Ji Hyngsuk, Lemaire Benoît, Choo Hyunseung, Ploux Sabine
Sungkyunkwan University, Seoul, Korea.
Behav Res Methods. 2008 Nov;40(4):926-34. doi: 10.3758/BRM.40.4.926.
The general aim of this study is to validate the cognitive relevance of the geometric model used in the semantic atlases (SA). With this goal in mind, we compare the results obtained by the automatic contexonym organizing model (ACOM)--an SA-derived model for word sense representation based on contextual links--with human subjects' responses on a word association task. We begin by positioning the geometric paradigm with respect to the hierarchical paradigm (WordNet) and the vector paradigm (latent semantic analysis [LSA] and the hyperspace analogue to language model). Then we compare ACOM's responses with Hirsh and Tree's (2001) word association norms based on the responses of two groups of subjects. The results showed that words associated by 50% or more of the Hirsh and Tree subjects were also proposed by ACOM (e.g., 71% of the words in the norms were also given by ACOM). Finally, we compare ACOM and LSA on the basis of the same association norms. The results indicate better performance for the geometric model.

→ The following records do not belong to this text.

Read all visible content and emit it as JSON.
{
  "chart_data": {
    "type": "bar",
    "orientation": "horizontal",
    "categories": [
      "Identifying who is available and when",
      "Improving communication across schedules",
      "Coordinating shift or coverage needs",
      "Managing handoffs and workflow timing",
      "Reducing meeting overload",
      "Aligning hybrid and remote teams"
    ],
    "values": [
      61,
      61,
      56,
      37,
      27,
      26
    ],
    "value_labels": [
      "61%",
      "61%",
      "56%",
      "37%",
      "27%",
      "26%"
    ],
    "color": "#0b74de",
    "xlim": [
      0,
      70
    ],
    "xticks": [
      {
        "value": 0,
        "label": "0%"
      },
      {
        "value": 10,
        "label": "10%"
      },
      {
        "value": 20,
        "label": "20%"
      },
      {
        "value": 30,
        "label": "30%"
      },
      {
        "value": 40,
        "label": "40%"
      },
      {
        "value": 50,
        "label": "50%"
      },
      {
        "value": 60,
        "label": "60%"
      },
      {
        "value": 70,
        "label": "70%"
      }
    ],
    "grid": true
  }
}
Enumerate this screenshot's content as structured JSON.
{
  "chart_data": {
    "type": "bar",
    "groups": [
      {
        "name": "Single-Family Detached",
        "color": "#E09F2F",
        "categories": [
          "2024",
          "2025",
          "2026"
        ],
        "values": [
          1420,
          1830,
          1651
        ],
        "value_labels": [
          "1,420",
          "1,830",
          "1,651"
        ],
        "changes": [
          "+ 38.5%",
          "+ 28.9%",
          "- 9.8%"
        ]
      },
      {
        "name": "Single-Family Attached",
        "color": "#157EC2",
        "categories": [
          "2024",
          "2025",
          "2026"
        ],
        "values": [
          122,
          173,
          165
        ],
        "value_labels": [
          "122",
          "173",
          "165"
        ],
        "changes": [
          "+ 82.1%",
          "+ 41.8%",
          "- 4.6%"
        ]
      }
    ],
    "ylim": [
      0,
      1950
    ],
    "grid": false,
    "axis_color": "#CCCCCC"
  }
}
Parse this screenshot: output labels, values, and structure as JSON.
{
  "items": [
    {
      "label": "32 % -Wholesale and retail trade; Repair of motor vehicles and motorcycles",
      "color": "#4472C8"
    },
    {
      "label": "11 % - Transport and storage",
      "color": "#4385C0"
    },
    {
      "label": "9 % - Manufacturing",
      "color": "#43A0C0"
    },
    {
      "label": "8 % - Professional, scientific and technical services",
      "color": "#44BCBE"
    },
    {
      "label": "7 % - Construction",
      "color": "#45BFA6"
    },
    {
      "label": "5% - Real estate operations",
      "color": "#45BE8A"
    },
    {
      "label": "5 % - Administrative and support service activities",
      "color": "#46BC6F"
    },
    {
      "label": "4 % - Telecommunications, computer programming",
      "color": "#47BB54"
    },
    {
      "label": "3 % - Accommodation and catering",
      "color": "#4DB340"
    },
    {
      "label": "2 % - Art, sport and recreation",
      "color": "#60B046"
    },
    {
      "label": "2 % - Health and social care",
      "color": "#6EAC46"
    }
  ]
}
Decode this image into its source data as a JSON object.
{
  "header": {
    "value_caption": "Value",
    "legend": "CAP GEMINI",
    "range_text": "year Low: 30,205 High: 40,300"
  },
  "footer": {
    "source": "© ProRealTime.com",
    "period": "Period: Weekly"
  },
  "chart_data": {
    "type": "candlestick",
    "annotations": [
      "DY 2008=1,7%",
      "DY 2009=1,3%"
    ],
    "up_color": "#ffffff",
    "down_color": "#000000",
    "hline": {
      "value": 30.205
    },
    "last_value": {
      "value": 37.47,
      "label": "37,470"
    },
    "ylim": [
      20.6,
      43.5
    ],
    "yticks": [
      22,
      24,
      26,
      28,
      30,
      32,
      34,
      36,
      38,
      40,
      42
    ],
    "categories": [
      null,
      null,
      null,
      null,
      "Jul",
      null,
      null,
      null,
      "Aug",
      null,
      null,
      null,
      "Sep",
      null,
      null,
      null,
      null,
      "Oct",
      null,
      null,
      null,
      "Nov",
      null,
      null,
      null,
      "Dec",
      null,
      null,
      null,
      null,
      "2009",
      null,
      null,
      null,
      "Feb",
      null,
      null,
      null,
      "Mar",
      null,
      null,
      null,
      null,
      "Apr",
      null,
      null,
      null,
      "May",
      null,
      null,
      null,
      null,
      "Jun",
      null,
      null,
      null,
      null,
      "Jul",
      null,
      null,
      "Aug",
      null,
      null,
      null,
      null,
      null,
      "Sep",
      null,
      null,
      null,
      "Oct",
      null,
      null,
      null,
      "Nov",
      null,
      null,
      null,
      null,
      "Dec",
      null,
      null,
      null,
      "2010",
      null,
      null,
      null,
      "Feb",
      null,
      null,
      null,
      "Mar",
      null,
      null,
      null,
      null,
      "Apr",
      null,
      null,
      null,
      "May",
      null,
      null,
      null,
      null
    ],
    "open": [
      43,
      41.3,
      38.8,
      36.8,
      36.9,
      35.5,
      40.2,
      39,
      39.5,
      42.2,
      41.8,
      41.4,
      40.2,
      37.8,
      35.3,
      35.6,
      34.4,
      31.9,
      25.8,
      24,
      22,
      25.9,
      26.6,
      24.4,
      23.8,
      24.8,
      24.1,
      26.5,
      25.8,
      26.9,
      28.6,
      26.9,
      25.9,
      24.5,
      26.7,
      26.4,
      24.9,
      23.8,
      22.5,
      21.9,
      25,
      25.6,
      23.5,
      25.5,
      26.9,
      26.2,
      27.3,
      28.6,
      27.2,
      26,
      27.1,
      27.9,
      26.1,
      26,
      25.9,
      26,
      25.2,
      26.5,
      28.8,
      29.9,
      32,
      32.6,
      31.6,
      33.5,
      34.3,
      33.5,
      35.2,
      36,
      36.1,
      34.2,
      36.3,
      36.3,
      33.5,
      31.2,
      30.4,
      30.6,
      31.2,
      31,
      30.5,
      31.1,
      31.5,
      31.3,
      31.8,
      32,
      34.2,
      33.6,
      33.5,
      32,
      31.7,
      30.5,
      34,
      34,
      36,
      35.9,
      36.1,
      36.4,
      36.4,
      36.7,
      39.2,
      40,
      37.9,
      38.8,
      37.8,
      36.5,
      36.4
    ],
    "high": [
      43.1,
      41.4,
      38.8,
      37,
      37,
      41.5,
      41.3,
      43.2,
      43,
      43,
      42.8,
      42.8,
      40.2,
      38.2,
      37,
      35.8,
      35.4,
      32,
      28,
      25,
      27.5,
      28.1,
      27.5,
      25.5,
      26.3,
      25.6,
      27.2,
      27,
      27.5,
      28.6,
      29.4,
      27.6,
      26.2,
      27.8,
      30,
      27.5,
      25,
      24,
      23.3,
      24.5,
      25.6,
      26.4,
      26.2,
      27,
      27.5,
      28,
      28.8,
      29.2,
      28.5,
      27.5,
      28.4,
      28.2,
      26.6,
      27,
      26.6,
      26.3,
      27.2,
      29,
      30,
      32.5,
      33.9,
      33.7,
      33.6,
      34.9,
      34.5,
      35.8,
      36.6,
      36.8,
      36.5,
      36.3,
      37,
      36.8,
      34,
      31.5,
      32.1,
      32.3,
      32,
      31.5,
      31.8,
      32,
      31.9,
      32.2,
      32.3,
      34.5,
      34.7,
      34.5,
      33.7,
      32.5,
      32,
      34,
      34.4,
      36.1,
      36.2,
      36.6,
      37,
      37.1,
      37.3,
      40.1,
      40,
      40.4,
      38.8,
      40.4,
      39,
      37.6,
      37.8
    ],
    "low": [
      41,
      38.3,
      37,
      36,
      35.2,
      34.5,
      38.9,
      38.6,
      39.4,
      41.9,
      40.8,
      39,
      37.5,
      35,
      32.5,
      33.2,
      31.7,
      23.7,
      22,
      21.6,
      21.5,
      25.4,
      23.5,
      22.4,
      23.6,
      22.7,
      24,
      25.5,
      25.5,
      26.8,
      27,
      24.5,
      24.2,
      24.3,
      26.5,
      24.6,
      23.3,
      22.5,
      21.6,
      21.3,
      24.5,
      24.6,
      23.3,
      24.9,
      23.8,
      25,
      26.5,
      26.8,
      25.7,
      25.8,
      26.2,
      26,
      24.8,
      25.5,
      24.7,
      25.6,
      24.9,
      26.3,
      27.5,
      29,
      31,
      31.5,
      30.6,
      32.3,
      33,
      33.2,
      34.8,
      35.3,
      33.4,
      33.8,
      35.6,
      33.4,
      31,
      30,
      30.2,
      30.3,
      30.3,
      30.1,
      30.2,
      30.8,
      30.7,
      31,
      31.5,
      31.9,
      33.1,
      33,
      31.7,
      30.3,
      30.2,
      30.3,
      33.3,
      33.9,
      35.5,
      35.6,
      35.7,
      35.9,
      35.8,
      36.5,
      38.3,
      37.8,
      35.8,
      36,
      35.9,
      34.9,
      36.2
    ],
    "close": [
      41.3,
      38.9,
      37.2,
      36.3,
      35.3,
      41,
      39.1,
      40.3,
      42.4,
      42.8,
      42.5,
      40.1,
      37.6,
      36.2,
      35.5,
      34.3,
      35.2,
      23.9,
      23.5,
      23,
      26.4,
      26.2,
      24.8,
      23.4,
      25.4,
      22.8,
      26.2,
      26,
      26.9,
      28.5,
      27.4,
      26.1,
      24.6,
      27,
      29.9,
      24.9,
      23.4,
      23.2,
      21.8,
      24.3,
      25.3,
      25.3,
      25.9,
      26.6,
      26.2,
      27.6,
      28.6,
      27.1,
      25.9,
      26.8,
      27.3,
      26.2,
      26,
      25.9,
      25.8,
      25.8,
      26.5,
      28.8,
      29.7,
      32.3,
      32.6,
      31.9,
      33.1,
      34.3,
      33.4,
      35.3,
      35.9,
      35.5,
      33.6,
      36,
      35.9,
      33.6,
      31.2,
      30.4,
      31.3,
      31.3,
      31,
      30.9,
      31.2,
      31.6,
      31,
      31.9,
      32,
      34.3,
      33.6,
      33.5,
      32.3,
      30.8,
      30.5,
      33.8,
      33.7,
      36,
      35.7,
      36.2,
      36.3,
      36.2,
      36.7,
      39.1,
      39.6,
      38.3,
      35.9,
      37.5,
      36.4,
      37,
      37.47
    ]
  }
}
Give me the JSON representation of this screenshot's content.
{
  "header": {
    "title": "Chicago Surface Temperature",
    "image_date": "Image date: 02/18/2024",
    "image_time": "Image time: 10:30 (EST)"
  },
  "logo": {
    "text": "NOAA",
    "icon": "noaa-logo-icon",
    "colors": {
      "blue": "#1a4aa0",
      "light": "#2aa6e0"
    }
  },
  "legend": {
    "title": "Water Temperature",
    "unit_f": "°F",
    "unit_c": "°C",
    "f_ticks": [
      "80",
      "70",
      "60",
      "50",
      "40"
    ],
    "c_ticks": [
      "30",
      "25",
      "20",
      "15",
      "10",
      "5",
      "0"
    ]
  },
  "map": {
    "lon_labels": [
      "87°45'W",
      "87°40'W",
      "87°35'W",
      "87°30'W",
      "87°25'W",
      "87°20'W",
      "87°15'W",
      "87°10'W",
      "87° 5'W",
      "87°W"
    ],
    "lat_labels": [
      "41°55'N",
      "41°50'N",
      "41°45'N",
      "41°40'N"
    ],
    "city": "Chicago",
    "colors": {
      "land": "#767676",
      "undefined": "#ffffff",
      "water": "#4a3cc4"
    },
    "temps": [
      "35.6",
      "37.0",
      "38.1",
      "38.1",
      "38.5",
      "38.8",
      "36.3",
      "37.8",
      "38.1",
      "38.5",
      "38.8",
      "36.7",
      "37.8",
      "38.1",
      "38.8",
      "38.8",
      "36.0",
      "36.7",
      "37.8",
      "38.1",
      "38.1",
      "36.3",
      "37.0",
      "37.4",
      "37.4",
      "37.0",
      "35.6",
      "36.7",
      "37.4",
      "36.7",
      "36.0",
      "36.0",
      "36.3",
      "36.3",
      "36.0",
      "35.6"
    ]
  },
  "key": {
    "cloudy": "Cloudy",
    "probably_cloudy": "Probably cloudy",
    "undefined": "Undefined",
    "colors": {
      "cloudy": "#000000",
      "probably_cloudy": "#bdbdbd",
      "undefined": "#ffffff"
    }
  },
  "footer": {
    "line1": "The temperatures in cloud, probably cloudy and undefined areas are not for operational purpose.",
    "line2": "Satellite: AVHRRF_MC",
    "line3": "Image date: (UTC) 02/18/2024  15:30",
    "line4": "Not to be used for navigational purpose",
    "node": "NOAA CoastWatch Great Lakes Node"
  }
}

本研究的总体目标是验证语义图谱(SA)中使用的几何模型的认知相关性。出于这一目的,我们将自动上下文词组织模型(ACOM)——一种基于上下文链接从SA派生的词义表示模型——所获得的结果与人类受试者在词语联想任务中的反应进行比较。我们首先将几何范式与层次范式(WordNet)和向量范式(潜在语义分析[LSA]以及语言模型的超空间模拟)进行定位。然后,我们根据两组受试者的反应,将ACOM的反应与赫什和特里(2001)的词语联想规范进行比较。结果表明,ACOM也提出了50%或更多赫什和特里受试者关联的词语(例如,规范中71%的词语也由ACOM给出)。最后,我们根据相同的联想规范对ACOM和LSA进行比较。结果表明几何模型的性能更好。